Cabal's own breath leaked out of him on a harsh groan when Emmalyn let her hand caress the other side of his face, her touch lingering against his skin. “Please, Emmalyn,” he growled. “Tell me to go.”
But she would tell him no such thing. Instead, with trembling fingers, she set aside her cloth and quietly took his hand, bringing it to her mouth, pausing to kiss his bruised, abraded knuckles. He watched her through hooded eyes, his jaw clenched, as she then placed his hand over her breast in silent invitation. Her heart was racing under the weight of his warm palm, pounding with anticipation and longing for this gentle warrior at her side.
From some distant corner of her mind she heard the warning that this was far more dangerous than anything she had ever known with Garrett. If she was wrong about Cabal, wrong to entrust him with this gift of herself, her soul would never recover, but she did not care. All she knew--all that mattered--was this moment. All she needed was this night. All she wanted was Cabal. She would take whatever he was able to give her and if her heart broke for her folly in these next few hours, then so be it.

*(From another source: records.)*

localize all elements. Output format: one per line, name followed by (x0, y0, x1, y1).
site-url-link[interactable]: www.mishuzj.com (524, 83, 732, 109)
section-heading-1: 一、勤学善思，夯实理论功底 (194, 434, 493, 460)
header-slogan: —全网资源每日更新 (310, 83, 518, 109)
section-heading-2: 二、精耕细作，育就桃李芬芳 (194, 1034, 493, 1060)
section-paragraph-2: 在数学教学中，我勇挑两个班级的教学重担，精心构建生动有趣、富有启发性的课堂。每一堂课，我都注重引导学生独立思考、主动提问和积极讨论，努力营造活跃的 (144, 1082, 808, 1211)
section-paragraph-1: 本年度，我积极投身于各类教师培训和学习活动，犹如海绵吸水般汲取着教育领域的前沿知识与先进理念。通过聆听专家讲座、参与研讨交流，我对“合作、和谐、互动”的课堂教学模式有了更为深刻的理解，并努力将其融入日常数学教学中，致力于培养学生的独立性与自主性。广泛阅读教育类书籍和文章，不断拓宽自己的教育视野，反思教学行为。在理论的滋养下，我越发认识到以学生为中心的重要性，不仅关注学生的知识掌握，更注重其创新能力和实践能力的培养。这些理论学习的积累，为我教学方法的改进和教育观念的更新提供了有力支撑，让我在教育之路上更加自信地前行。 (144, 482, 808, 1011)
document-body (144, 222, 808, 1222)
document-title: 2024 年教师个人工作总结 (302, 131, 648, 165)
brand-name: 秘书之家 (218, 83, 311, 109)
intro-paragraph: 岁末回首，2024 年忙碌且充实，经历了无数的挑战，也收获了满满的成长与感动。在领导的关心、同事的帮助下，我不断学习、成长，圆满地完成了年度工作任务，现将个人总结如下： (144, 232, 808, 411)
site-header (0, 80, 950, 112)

“Are you sure this is what you want?” he asked, his voice gravelly, constricted. “After everything that has happened tonight--”
“After everything that's happened, I just want to feel safe...”
“With me?”
Emmalyn nodded once, squeezing his hand beneath hers. “I haven't been with a man since...” She broke off, wincing in light of painful memories, suddenly reminded of her woeful relations with Garrett. “It has been a long time,” she confessed, “and I'm afraid I'm not a very skilled lover.”
Smiling, Cabal leaned forward to brush a wisp of hair from her brow. “It has been a long time for me as well, my lady.” He bent down, pressing his lips to hers in a chaste, gentle kiss, even though his eyes fairly smoldered, heavy-lidded and dark with passion's fire. His fingers shook as he traced the line of her jaw. “God's bones, what you do to me, Emmalyn. I become like a fumbling, lovesick youth whenever I'm near you. I've never known this desire.”